Wake up and smell the lettuce. There is nothing wrong with going on a diet.
You can’t pick up a newspaper during silly season without reading about the dangers of wanting a body that is decent enough to take to the beach. Remember, it’s what’s inside that counts – and in any case, low carbs diets give you funny, furry, fat-coated poos.
But much as it pains me to say it, Angelina Jolie didn’t become Lara Croft and Jennifer Anniston didn’t get to marry Brad Pitt because they learned to love who they were inside. Okay, so most us have better things to do than 24-hour power yoga, but that doesn’t mean it wouldn’t be nice to have the perfect figure.
People moan about the skinnies on TV – Ally McBeal, Geri Not-sing-very-well – but I’m sure the majority of anorexics would be more than a little pissed off if you accused them of being influenced by somebody like Posh Spice. And is it surprising that people are becoming more body conscious, given that we are forever being told to be healthier? Eat less fat, drink less alcohol, go organic, take exercise and go through a bucketful of water a day.… I’m already sick of hearing about how good wholegrain cereals are for my heart. No wonder people are more paranoid about what they eat.
But trying to work out what actually is healthy gets even more confusing. How about a rock-hard six-packed toned lean waxed torso with beads of perspiration running down rippling muscles? No! Stop that thought at once. Haven’t you heard of bigorexia?
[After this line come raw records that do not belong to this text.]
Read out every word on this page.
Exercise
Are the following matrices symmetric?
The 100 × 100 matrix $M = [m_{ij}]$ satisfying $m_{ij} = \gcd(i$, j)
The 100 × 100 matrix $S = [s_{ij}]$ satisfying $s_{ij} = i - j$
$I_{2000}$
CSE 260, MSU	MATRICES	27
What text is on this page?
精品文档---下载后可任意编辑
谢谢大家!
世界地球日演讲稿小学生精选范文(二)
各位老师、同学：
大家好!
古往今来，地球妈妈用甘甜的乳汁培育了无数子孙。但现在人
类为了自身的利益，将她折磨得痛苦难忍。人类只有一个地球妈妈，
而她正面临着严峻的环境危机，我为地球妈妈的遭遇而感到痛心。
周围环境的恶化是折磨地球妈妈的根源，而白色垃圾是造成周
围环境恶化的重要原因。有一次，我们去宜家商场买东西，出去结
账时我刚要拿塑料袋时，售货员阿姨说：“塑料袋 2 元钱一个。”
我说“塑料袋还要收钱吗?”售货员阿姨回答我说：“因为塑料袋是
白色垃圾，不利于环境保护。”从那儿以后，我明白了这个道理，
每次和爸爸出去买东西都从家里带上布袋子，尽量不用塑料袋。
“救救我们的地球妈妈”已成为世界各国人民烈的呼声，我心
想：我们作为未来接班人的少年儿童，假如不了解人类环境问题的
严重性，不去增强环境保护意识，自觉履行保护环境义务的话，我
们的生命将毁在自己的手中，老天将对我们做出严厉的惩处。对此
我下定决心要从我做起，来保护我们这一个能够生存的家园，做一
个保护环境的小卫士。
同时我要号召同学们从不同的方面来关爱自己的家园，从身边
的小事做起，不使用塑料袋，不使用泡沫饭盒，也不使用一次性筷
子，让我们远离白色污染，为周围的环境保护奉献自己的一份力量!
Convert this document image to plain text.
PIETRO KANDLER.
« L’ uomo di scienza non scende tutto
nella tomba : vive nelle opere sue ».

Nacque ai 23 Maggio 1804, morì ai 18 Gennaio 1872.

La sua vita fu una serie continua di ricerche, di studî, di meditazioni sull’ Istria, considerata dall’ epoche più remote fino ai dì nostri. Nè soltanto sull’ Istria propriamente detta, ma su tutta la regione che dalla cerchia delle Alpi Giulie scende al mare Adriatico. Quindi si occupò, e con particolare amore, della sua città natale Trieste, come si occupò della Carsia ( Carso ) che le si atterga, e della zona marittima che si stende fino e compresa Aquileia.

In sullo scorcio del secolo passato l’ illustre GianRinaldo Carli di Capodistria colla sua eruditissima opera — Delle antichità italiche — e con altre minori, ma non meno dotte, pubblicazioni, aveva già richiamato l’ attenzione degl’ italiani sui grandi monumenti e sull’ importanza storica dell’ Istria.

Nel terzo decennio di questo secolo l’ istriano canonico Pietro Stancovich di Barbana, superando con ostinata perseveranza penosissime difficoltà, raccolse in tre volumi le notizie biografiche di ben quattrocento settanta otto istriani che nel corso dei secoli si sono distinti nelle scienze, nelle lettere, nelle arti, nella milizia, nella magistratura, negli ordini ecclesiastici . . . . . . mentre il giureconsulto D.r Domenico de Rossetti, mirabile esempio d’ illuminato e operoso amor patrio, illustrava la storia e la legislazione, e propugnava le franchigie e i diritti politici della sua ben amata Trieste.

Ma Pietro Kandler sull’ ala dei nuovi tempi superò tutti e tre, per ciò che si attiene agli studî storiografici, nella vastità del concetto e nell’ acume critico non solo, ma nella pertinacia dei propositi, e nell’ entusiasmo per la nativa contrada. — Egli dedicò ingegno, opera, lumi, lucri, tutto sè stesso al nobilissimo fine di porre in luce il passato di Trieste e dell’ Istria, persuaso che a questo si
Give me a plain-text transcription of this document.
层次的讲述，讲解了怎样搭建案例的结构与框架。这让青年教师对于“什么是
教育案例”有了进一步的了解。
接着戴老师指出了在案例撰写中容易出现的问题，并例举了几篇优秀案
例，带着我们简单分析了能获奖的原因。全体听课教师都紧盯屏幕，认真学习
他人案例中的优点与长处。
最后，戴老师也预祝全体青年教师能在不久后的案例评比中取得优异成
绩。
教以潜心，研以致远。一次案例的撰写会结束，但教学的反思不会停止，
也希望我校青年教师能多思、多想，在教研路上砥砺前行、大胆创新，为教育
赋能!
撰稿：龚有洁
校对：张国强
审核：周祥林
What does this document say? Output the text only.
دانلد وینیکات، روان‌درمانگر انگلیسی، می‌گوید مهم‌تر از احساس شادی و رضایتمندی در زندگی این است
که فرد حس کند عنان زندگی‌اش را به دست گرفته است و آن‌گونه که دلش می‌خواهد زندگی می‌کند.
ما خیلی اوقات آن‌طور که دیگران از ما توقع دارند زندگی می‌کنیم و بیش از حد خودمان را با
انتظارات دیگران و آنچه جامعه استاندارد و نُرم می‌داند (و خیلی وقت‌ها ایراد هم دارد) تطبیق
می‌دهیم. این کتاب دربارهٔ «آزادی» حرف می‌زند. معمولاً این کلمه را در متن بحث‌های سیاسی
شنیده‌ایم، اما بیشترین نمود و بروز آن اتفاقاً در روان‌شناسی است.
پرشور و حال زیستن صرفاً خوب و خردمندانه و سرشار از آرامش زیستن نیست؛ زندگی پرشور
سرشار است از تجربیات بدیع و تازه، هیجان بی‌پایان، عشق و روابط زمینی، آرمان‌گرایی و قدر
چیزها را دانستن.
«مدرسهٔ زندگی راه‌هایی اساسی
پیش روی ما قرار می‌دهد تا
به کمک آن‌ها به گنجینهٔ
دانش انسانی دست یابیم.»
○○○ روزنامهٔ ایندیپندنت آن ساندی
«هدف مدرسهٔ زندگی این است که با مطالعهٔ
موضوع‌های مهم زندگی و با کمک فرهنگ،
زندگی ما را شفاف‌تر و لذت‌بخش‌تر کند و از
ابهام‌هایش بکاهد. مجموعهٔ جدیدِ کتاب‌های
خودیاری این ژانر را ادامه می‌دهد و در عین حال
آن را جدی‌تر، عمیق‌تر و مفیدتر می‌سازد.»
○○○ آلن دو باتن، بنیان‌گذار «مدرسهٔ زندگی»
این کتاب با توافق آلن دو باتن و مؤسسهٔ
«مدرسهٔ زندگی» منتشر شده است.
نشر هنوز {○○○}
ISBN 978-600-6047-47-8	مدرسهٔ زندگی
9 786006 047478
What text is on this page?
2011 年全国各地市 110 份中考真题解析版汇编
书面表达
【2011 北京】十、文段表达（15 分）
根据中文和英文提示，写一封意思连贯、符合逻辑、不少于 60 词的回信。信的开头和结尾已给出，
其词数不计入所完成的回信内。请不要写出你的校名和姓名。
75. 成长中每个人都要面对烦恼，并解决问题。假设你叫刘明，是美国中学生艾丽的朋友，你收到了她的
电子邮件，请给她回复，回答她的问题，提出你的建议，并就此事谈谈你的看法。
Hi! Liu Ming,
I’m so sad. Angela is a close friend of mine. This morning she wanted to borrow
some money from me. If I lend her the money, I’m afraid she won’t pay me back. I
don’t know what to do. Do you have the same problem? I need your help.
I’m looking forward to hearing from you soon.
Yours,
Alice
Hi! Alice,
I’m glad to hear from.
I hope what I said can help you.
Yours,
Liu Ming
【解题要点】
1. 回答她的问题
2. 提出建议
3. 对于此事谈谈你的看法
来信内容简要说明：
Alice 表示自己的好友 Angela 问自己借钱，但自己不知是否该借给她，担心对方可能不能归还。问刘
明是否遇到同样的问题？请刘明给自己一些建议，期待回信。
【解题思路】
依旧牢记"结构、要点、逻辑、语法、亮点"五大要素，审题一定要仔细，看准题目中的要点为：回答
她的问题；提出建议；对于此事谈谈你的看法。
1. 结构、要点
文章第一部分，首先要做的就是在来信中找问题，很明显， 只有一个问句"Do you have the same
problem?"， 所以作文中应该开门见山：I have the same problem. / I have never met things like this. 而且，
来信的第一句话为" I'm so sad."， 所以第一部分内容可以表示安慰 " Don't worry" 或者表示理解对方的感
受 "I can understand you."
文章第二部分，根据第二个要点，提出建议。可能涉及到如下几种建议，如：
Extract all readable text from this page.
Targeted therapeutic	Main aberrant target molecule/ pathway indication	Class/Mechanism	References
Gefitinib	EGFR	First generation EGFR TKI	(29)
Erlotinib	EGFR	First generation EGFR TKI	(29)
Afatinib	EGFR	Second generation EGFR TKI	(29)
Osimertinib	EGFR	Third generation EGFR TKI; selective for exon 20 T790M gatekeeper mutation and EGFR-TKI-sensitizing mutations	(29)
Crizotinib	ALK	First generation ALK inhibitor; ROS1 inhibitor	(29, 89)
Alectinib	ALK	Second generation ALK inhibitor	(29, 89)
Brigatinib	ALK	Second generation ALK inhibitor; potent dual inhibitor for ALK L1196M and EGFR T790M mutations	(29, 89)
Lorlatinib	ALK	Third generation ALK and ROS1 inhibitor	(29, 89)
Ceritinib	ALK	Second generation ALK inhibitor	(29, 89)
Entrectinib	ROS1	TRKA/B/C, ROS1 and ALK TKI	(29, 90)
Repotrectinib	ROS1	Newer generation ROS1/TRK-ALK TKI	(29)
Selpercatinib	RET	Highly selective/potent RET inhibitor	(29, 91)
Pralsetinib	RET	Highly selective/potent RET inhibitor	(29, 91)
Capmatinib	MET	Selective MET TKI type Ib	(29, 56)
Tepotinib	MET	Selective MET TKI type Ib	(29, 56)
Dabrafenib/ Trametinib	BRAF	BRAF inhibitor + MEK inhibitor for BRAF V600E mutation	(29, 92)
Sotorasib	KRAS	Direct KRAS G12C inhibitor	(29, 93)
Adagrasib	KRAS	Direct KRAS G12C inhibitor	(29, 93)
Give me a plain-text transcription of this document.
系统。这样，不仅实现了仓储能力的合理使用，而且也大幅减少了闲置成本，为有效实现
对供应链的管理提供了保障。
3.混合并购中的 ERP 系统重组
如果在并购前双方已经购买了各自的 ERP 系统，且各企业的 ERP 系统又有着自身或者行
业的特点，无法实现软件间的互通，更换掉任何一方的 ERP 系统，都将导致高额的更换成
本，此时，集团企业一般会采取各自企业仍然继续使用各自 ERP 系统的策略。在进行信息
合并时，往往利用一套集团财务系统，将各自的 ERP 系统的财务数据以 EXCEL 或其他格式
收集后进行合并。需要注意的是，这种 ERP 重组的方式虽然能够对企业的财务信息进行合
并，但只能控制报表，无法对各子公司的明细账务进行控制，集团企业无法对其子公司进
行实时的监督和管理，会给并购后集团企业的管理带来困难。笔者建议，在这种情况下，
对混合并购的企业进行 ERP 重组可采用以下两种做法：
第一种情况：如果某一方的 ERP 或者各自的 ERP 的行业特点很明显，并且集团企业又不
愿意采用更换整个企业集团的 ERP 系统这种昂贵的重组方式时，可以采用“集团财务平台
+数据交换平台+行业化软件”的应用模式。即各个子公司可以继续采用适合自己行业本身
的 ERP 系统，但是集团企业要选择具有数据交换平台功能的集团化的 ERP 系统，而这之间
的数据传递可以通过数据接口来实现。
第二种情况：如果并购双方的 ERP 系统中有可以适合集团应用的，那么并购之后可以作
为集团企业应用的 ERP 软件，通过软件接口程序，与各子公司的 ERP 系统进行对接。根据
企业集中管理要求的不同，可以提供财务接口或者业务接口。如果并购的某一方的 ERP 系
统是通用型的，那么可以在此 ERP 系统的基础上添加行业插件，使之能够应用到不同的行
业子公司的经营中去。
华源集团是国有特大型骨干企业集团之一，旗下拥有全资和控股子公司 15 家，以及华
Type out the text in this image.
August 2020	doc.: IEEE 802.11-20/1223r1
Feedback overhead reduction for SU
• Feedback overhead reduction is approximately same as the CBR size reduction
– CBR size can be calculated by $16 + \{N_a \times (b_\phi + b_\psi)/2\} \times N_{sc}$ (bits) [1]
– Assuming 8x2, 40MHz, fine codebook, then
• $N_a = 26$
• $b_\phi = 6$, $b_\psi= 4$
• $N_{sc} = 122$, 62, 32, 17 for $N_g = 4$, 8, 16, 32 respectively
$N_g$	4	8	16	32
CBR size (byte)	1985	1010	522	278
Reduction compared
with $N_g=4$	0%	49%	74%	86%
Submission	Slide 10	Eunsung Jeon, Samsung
Bigorexia, or muscle dysmorphia, is apparently the opposite of the eating disorder anorexia nervosa. Sufferers believe they are too thin rather than too fat, and work out intensely to build up their muscles. Just as anorexia affects mainly women, bigorexia affects mainly men. The blokes’ disease is not quite so bad: while anorexia involves starvation sometimes to the point of death, bigorexics don’t want to explode – they just want to be, well, big.
Hmm. Bulking up might be boring – but an illness?
Some see bigorexia as a symptom of a broader problem – that men are becoming more and more body conscious. Some surveys indicate that up to 50 percent of men are unhappy with their bodies. But aren’t we all? I haven’t yet met a person who loves themselves 100 percent. It might be worries that ‘bellies gonna get ya’, wishing your legs were a teeny bit longer, or wanting nipples that are less hairy – everybody has a complaint.
Even healthy eating can now be seen as an illness. Orthorexia is apparently the condition you suffer from if you are obsessed with eating healthily. And then there are all those other funny habits, now labelled disorders. That bloke you see jogging every morning could be a compulsive exerciser, the fat woman on the bus an overeater. Even if you don’t make yourself vomit you could be bulimic – the non-purgative variety. If none of the above applies to you but your eating habits are not exactly normal, you could be suffering from ED-NOS – ‘eating disorder not otherwise specified’.
At least you know where you stand with a crash diet. It’s naughty and you’ll probably put the weight back on afterwards. Trying to get healthed up, it seems, is more dangerous – just look at all the illnesses you could catch.